Coupled DEM-FEM methods for analyzing contact stress between railway ballast and subgrade considering real particle shape characteristic

Abstract

To investigate the stress concentration at the interface between crushed ballast and soil subgrade, this study developed a coupling program of discrete element method (DEM) and finite element method (FEM) using OOFEM and YADE software. Based on the penalty function method, an interface element was introduced for the DEM-FEM coupling simulation. Moreover, an adaptive volume coupling algorithm was proposed to address the unrestricted behavior of the particles across the interface elements. Therefore, the change in the interface contact stress distribution was analyzed in the process of ballast particles penetrating the subgrade soil. Based on the statistical analysis of the ballast shape scanning results, a morphology reconstruction method was adopted to restore the real irregular shapes of the ballasts.
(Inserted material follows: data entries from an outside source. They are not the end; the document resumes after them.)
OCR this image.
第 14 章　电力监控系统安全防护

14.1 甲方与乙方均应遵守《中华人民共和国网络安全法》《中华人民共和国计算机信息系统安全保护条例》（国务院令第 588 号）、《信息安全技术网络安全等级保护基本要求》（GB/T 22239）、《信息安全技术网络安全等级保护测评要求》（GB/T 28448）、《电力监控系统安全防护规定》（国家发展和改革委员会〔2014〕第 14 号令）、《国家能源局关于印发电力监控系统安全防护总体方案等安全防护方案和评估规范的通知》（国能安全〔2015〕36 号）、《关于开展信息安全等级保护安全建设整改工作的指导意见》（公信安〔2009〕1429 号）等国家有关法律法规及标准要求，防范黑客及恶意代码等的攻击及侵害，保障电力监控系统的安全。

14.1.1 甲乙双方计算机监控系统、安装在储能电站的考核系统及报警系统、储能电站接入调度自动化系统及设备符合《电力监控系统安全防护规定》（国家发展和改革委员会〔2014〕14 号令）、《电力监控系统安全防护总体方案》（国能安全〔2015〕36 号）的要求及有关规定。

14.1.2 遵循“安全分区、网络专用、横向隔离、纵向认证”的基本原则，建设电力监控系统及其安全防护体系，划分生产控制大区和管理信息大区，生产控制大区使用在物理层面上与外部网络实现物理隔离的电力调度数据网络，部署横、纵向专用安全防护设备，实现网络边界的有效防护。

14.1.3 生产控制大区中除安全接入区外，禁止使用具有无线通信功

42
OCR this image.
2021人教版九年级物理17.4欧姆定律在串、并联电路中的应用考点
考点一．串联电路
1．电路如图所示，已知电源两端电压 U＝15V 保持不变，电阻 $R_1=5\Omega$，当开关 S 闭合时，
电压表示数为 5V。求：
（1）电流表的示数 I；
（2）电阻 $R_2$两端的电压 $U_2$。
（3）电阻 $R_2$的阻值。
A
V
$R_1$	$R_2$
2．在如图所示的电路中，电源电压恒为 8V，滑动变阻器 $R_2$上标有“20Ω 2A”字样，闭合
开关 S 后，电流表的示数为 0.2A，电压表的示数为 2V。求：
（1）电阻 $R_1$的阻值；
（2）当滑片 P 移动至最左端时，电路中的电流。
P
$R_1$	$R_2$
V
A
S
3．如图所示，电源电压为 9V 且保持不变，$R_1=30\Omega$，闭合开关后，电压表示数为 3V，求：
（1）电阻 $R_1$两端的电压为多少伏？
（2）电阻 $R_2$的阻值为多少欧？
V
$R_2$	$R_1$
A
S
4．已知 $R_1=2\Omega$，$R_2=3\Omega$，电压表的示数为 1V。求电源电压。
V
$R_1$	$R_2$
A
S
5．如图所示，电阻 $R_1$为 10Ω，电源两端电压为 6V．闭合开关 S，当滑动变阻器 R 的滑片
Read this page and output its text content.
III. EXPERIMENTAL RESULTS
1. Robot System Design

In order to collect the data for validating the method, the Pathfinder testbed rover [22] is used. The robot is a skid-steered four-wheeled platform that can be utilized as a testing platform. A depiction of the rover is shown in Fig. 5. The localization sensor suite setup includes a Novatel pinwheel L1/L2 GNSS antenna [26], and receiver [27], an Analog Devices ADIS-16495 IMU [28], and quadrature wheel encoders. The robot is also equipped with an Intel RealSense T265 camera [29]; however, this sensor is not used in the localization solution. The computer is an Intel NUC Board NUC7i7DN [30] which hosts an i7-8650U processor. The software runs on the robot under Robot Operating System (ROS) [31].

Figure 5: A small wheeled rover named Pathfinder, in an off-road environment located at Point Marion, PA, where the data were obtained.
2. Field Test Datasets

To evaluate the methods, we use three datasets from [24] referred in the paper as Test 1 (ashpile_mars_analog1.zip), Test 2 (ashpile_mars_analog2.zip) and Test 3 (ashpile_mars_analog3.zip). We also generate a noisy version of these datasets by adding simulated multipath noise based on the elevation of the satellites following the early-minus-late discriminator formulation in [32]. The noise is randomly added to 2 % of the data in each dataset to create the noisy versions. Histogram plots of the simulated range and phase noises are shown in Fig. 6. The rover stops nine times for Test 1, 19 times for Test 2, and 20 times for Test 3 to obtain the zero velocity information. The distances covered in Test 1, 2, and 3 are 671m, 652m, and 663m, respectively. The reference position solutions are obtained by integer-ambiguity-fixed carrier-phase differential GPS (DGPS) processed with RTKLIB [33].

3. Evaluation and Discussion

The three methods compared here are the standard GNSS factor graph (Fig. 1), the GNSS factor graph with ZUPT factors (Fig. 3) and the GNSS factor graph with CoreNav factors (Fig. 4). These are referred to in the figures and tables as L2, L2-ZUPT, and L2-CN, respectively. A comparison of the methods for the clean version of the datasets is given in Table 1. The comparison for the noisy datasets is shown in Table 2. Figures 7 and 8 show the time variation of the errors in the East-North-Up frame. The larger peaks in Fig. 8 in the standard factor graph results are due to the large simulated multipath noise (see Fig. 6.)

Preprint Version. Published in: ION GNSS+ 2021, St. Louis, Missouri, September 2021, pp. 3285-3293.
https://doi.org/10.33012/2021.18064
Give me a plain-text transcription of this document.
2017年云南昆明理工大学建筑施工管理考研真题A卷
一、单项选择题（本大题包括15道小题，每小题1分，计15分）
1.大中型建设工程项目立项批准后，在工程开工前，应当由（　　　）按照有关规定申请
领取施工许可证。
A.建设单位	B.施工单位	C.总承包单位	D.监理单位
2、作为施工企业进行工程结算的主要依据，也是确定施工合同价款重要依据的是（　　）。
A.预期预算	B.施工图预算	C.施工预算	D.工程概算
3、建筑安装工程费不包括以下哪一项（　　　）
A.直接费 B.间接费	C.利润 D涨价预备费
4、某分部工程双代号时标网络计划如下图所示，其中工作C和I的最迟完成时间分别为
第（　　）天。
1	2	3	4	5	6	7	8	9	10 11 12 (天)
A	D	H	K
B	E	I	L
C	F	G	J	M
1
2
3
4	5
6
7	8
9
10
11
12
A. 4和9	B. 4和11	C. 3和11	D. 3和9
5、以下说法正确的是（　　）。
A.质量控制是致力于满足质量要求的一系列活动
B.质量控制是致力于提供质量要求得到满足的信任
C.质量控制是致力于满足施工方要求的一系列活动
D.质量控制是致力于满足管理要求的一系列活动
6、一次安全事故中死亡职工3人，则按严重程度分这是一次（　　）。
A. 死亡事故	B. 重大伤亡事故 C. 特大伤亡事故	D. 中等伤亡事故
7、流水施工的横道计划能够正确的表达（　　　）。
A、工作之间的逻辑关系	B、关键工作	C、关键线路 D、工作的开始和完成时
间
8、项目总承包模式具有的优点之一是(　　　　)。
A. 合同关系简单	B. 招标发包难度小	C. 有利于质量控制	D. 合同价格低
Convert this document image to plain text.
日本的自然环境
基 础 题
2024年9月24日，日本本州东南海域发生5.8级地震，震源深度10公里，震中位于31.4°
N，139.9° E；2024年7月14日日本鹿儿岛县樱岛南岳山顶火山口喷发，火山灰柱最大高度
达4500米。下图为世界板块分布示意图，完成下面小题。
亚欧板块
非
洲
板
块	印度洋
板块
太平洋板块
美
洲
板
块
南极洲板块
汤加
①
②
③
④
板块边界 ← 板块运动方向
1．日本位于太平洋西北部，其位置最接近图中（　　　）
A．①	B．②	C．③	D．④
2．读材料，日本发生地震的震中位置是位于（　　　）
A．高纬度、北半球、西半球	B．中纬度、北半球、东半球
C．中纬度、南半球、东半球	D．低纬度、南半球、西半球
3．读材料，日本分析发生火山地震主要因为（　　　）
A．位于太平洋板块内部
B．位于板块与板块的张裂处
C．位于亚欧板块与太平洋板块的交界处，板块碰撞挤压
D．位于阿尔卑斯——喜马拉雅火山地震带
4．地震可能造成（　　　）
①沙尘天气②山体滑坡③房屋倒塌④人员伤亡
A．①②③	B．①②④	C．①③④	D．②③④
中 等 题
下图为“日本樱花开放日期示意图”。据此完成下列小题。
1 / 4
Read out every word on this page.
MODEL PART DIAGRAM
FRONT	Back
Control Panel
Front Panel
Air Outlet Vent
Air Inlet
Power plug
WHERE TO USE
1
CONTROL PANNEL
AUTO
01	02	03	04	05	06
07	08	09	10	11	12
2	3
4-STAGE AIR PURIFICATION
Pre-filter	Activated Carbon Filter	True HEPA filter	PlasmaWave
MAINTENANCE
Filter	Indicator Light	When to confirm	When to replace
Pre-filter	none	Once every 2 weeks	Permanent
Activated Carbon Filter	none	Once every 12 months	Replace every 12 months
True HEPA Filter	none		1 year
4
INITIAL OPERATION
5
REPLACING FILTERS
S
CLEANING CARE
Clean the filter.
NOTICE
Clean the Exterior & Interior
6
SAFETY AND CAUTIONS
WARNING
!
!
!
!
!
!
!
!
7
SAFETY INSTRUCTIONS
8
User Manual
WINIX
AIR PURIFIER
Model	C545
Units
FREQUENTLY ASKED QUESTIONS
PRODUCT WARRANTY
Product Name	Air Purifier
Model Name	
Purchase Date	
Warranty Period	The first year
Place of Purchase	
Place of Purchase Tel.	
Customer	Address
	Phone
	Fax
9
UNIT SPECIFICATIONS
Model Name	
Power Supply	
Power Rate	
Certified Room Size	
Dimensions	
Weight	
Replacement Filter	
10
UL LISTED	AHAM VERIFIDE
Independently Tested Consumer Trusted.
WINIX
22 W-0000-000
Consequently, a DEM-FEM coupling model of a ballasted railway was established and validated through laboratory test results. The meso-scale mechanism revealed the discontinuous characteristics of the contact stress caused by the ballast aggregates. In addition, the adaptive volume coupling algorithm in the case of ballast penetrating subgrade soil was preliminarily proven to be reasonable. This study provides a more accurate approach for calculating the interface stress between ballast and subgrade, which can support a further refined analysis of ballast railway subgrade deterioration.